Everest delves into the world of those who can’t resist risking life and limb to reach the ultimate mountain-climbing goal.

The film revolves around several climbers, including Jamling Tenzing Norgay, son of Tenzing Norgay, who along with Edmund Hillary, was the first to reach the summit in 1953.

The 40-something Norgay attempts his first climb of the behemoth 10 years after his father’s death, and is teamed with the very experienced American mountain climber Ed Viesturs, who had already reached the top on four previous occasions.

Viewers can’t help but develop an understanding of why these people do what they do. Shocking facts are revealed throughout the movie. One example is that it takes well over a month to climb the mighty mountain.

Once a certain point is reached, 22,000 feet, climbers must spend at least five weeks in tents there until they become acclimated to the elevation. The dedication is incredible.

It is a place where man nor beast should ever be. The final 3,000 feet is known as the death zone. The air is so thin, cold and lacking of oxygen, climbers describe the experience as breathing in fire.

The breathing is so labored it can actually crack rib bones.
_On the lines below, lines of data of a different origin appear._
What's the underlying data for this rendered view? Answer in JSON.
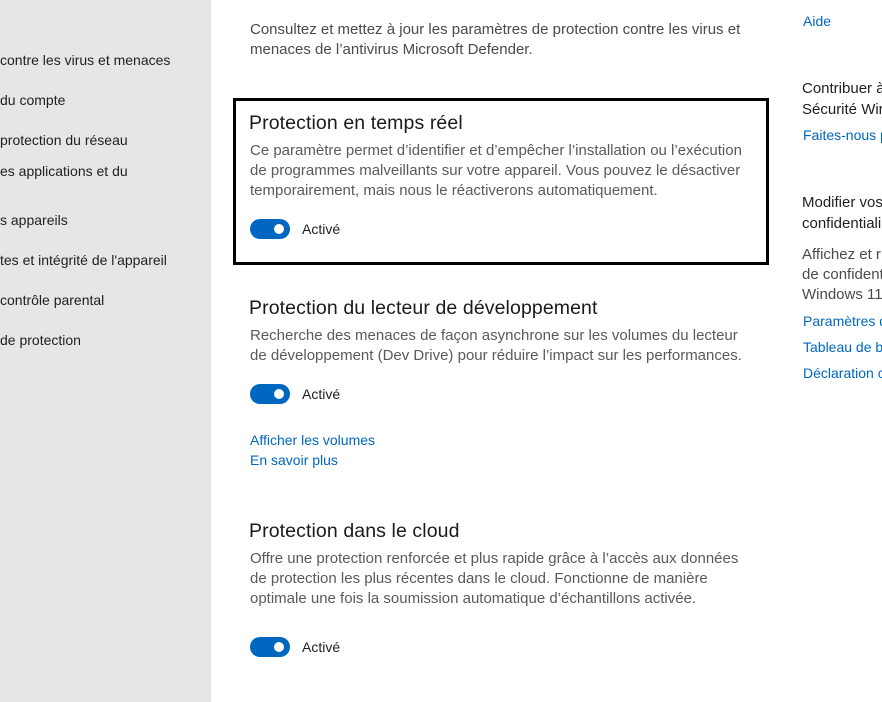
{
  "sidebar": {
    "items": [
      {
        "label": "contre les virus et menaces"
      },
      {
        "label": "du compte"
      },
      {
        "label": " protection du réseau"
      },
      {
        "label": "es applications et du"
      },
      {
        "label": "s appareils"
      },
      {
        "label": "tes et intégrité de l'appareil"
      },
      {
        "label": " contrôle parental"
      },
      {
        "label": "de protection"
      }
    ]
  },
  "intro": {
    "text": "Consultez et mettez à jour les paramètres de protection contre les virus et menaces de l’antivirus Microsoft Defender."
  },
  "sections": [
    {
      "title": "Protection en temps réel",
      "description": "Ce paramètre permet d’identifier et d’empêcher l’installation ou l’exécution de programmes malveillants sur votre appareil. Vous pouvez le désactiver temporairement, mais nous le réactiverons automatiquement.",
      "toggle_label": "Activé",
      "toggle_on": true
    },
    {
      "title": "Protection du lecteur de développement",
      "description": "Recherche des menaces de façon asynchrone sur les volumes du lecteur de développement (Dev Drive) pour réduire l’impact sur les performances.",
      "toggle_label": "Activé",
      "toggle_on": true,
      "links": [
        "Afficher les volumes",
        "En savoir plus"
      ]
    },
    {
      "title": "Protection dans le cloud",
      "description": "Offre une protection renforcée et plus rapide grâce à l’accès aux données de protection les plus récentes dans le cloud. Fonctionne de manière optimale une fois la soumission automatique d’échantillons activée.",
      "toggle_label": "Activé",
      "toggle_on": true
    }
  ],
  "right_panel": {
    "help_link": "Aide",
    "contribute_title_1": "Contribuer à",
    "contribute_title_2": "Sécurité Wir",
    "feedback_link": "Faites-nous p",
    "privacy_title_1": "Modifier vos",
    "privacy_title_2": "confidentiali",
    "privacy_text_1": "Affichez et r",
    "privacy_text_2": "de confident",
    "privacy_text_3": "Windows 11",
    "privacy_links": [
      "Paramètres d",
      "Tableau de b",
      "Déclaration c"
    ]
  },
  "colors": {
    "accent": "#0067c0",
    "sidebar_bg": "#e6e6e6",
    "highlight_border": "#000000"
  }
}
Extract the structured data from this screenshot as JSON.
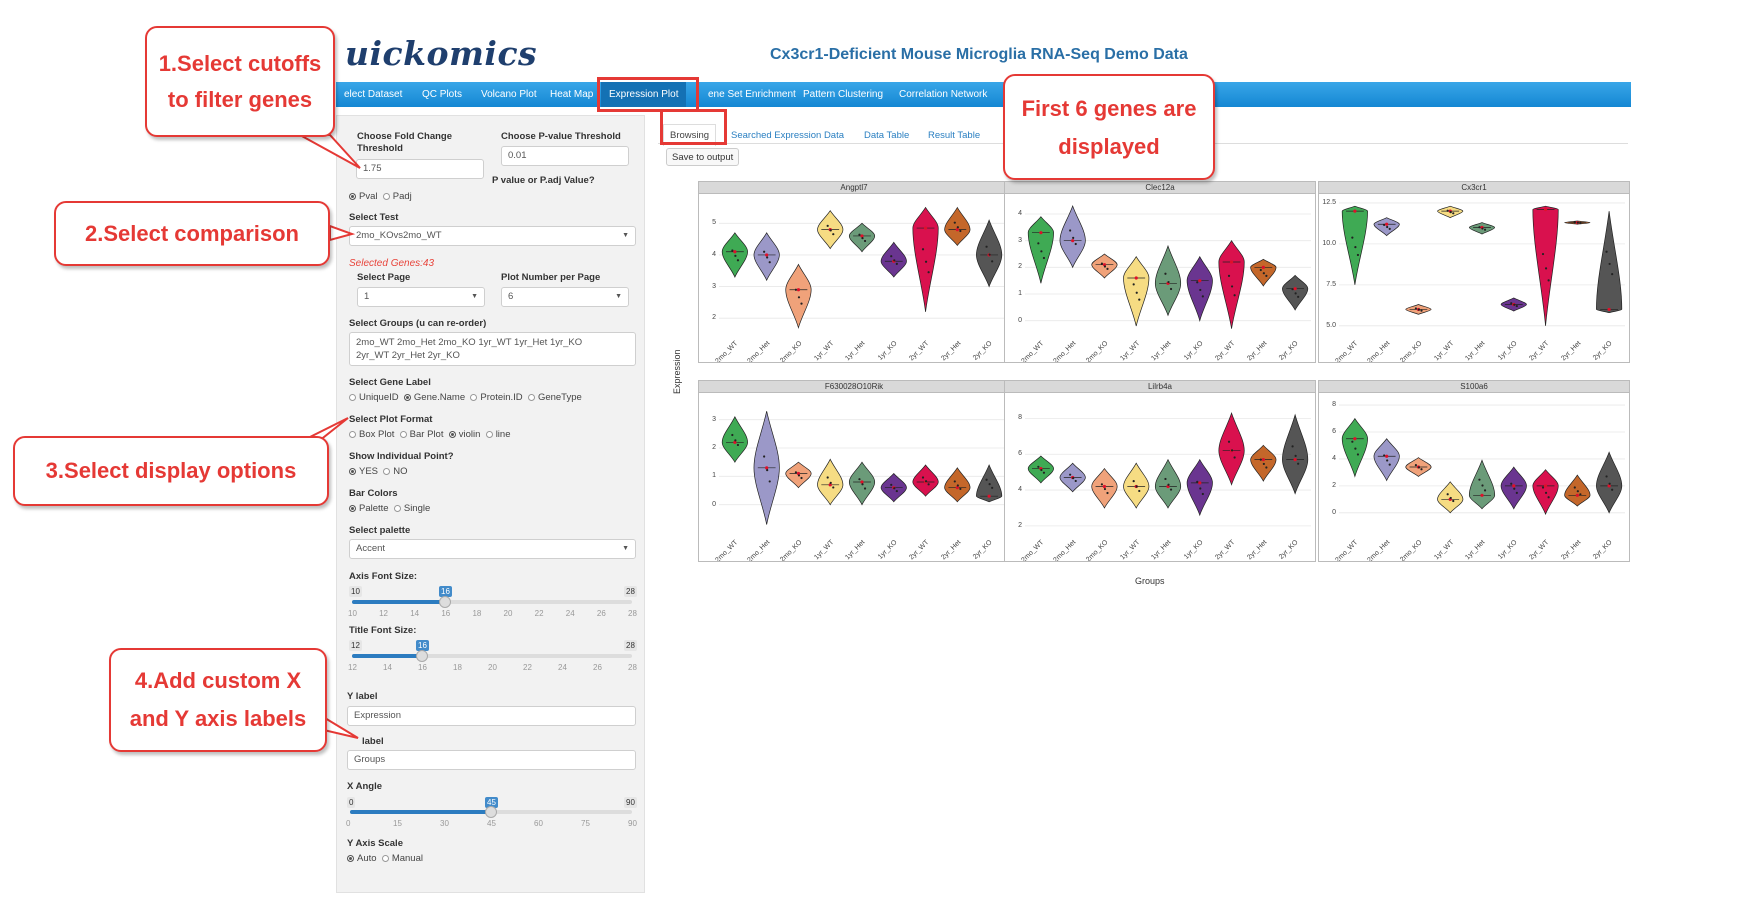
{
  "app": {
    "logo": "uickomics",
    "title": "Cx3cr1-Deficient Mouse Microglia RNA-Seq Demo Data"
  },
  "nav": {
    "items": [
      {
        "label": "elect Dataset"
      },
      {
        "label": "QC Plots"
      },
      {
        "label": "Volcano Plot"
      },
      {
        "label": "Heat Map"
      },
      {
        "label": "Expression Plot",
        "active": true
      },
      {
        "label": "ene Set Enrichment"
      },
      {
        "label": "Pattern Clustering"
      },
      {
        "label": "Correlation Network"
      }
    ]
  },
  "sidebar": {
    "fold_change_label": "Choose Fold Change Threshold",
    "fold_change_value": "1.75",
    "pvalue_label": "Choose P-value Threshold",
    "pvalue_value": "0.01",
    "pval_type_label": "P value or P.adj Value?",
    "pval_options": [
      "Pval",
      "Padj"
    ],
    "select_test_label": "Select Test",
    "select_test_value": "2mo_KOvs2mo_WT",
    "selected_genes": "Selected Genes:43",
    "select_page_label": "Select Page",
    "select_page_value": "1",
    "plot_number_label": "Plot Number per Page",
    "plot_number_value": "6",
    "select_groups_label": "Select Groups (u can re-order)",
    "groups_line1": "2mo_WT  2mo_Het  2mo_KO  1yr_WT  1yr_Het  1yr_KO",
    "groups_line2": "2yr_WT  2yr_Het  2yr_KO",
    "gene_label_label": "Select Gene Label",
    "gene_label_options": [
      "UniqueID",
      "Gene.Name",
      "Protein.ID",
      "GeneType"
    ],
    "plot_format_label": "Select Plot Format",
    "plot_format_options": [
      "Box Plot",
      "Bar Plot",
      "violin",
      "line"
    ],
    "show_points_label": "Show Individual Point?",
    "show_points_options": [
      "YES",
      "NO"
    ],
    "bar_colors_label": "Bar Colors",
    "bar_colors_options": [
      "Palette",
      "Single"
    ],
    "palette_label": "Select palette",
    "palette_value": "Accent",
    "axis_font_label": "Axis Font Size:",
    "axis_font": {
      "min": "10",
      "max": "28",
      "value": "16",
      "ticks": [
        "10",
        "12",
        "14",
        "16",
        "18",
        "20",
        "22",
        "24",
        "26",
        "28"
      ],
      "fraction": 0.333
    },
    "title_font_label": "Title Font Size:",
    "title_font": {
      "min": "12",
      "max": "28",
      "value": "16",
      "ticks": [
        "12",
        "14",
        "16",
        "18",
        "20",
        "22",
        "24",
        "26",
        "28"
      ],
      "fraction": 0.25
    },
    "y_label_label": "Y label",
    "y_label_value": "Expression",
    "x_label_label": "label",
    "x_label_value": "Groups",
    "x_angle_label": "X Angle",
    "x_angle": {
      "min": "0",
      "max": "90",
      "value": "45",
      "ticks": [
        "0",
        "15",
        "30",
        "45",
        "60",
        "75",
        "90"
      ],
      "fraction": 0.5
    },
    "y_scale_label": "Y Axis Scale",
    "y_scale_options": [
      "Auto",
      "Manual"
    ]
  },
  "tabs": [
    {
      "label": "Browsing",
      "active": true
    },
    {
      "label": "Searched Expression Data"
    },
    {
      "label": "Data Table"
    },
    {
      "label": "Result Table"
    }
  ],
  "save_button": "Save to output",
  "callouts": {
    "c1": [
      "1.Select cutoffs",
      "to filter genes"
    ],
    "c2": "2.Select comparison",
    "c3": "3.Select display options",
    "c4": [
      "4.Add custom X",
      "and Y axis labels"
    ],
    "c5": [
      "First 6 genes are",
      "displayed"
    ]
  },
  "chart_data": {
    "type": "violin",
    "ylabel": "Expression",
    "xlabel": "Groups",
    "categories": [
      "2mo_WT",
      "2mo_Het",
      "2mo_KO",
      "1yr_WT",
      "1yr_Het",
      "1yr_KO",
      "2yr_WT",
      "2yr_Het",
      "2yr_KO"
    ],
    "colors": [
      "#3faa54",
      "#9b98c8",
      "#f0a27a",
      "#f6dc83",
      "#6b9b79",
      "#6a3590",
      "#d9114e",
      "#c4672a",
      "#555555"
    ],
    "panels": [
      {
        "title": "Angptl7",
        "ylim": [
          1.5,
          5.8
        ],
        "yticks": [
          "2",
          "3",
          "4",
          "5"
        ],
        "medians": [
          4.1,
          4.0,
          2.9,
          4.8,
          4.6,
          3.8,
          4.85,
          4.8,
          4.0
        ],
        "mins": [
          3.3,
          3.2,
          1.7,
          4.2,
          4.1,
          3.3,
          2.2,
          4.3,
          3.0
        ],
        "maxs": [
          4.7,
          4.7,
          3.7,
          5.4,
          5.0,
          4.4,
          5.5,
          5.5,
          5.1
        ]
      },
      {
        "title": "Clec12a",
        "ylim": [
          -0.5,
          4.6
        ],
        "yticks": [
          "0",
          "1",
          "2",
          "3",
          "4"
        ],
        "medians": [
          3.3,
          3.0,
          2.1,
          1.6,
          1.4,
          1.5,
          2.2,
          2.0,
          1.2
        ],
        "mins": [
          1.4,
          2.0,
          1.6,
          -0.2,
          0.2,
          0.0,
          -0.3,
          1.3,
          0.4
        ],
        "maxs": [
          3.9,
          4.3,
          2.5,
          2.4,
          2.8,
          2.4,
          3.0,
          2.3,
          1.7
        ]
      },
      {
        "title": "Cx3cr1",
        "ylim": [
          4.5,
          12.8
        ],
        "yticks": [
          "5.0",
          "7.5",
          "10.0",
          "12.5"
        ],
        "medians": [
          12.0,
          11.2,
          6.0,
          12.0,
          11.0,
          6.3,
          12.1,
          11.3,
          6.0
        ],
        "mins": [
          7.5,
          10.5,
          5.7,
          11.6,
          10.6,
          5.9,
          5.0,
          11.2,
          5.8
        ],
        "maxs": [
          12.3,
          11.6,
          6.3,
          12.3,
          11.3,
          6.7,
          12.3,
          11.4,
          12.0
        ]
      },
      {
        "title": "F630028O10Rik",
        "ylim": [
          -1.0,
          3.8
        ],
        "yticks": [
          "0",
          "1",
          "2",
          "3"
        ],
        "medians": [
          2.2,
          1.3,
          1.1,
          0.7,
          0.8,
          0.6,
          0.8,
          0.6,
          0.3
        ],
        "mins": [
          1.5,
          -0.7,
          0.6,
          0.0,
          0.0,
          0.1,
          0.3,
          0.1,
          0.1
        ],
        "maxs": [
          3.1,
          3.3,
          1.5,
          1.6,
          1.5,
          1.1,
          1.4,
          1.3,
          1.4
        ]
      },
      {
        "title": "Lilrb4a",
        "ylim": [
          1.6,
          9.2
        ],
        "yticks": [
          "2",
          "4",
          "6",
          "8"
        ],
        "medians": [
          5.2,
          4.7,
          4.2,
          4.2,
          4.2,
          4.4,
          6.2,
          5.7,
          5.7
        ],
        "mins": [
          4.4,
          3.9,
          3.0,
          3.0,
          3.0,
          2.6,
          4.3,
          4.5,
          3.8
        ],
        "maxs": [
          5.9,
          5.5,
          5.2,
          5.5,
          5.7,
          5.7,
          8.3,
          6.5,
          8.2
        ]
      },
      {
        "title": "S100a6",
        "ylim": [
          -1.5,
          8.6
        ],
        "yticks": [
          "0",
          "2",
          "4",
          "6",
          "8"
        ],
        "medians": [
          5.5,
          4.2,
          3.4,
          1.0,
          1.3,
          2.0,
          2.0,
          1.3,
          2.0
        ],
        "mins": [
          2.7,
          2.4,
          2.7,
          0.0,
          0.3,
          0.3,
          -0.1,
          0.5,
          0.0
        ],
        "maxs": [
          7.0,
          5.5,
          4.1,
          2.3,
          3.9,
          3.4,
          3.2,
          2.8,
          4.5
        ]
      }
    ]
  }
}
More than 150 lives had ended — prior to the filming of Everest in 1996 — on the way up, and most still occupy frozen graves on the mountain.

The number of climbers who have perished on the mountain totals more than 200 today. Audiences will be on edge to see if the group of determined individuals triumph over pain and tragedy to reach the summit.

The film is brilliantly narrated by Oscar-Nominated-Actor Liam Neeson and although it only has a run time of 45 minutes, the experience will last a lifetime. The  movie is educational and family friendly.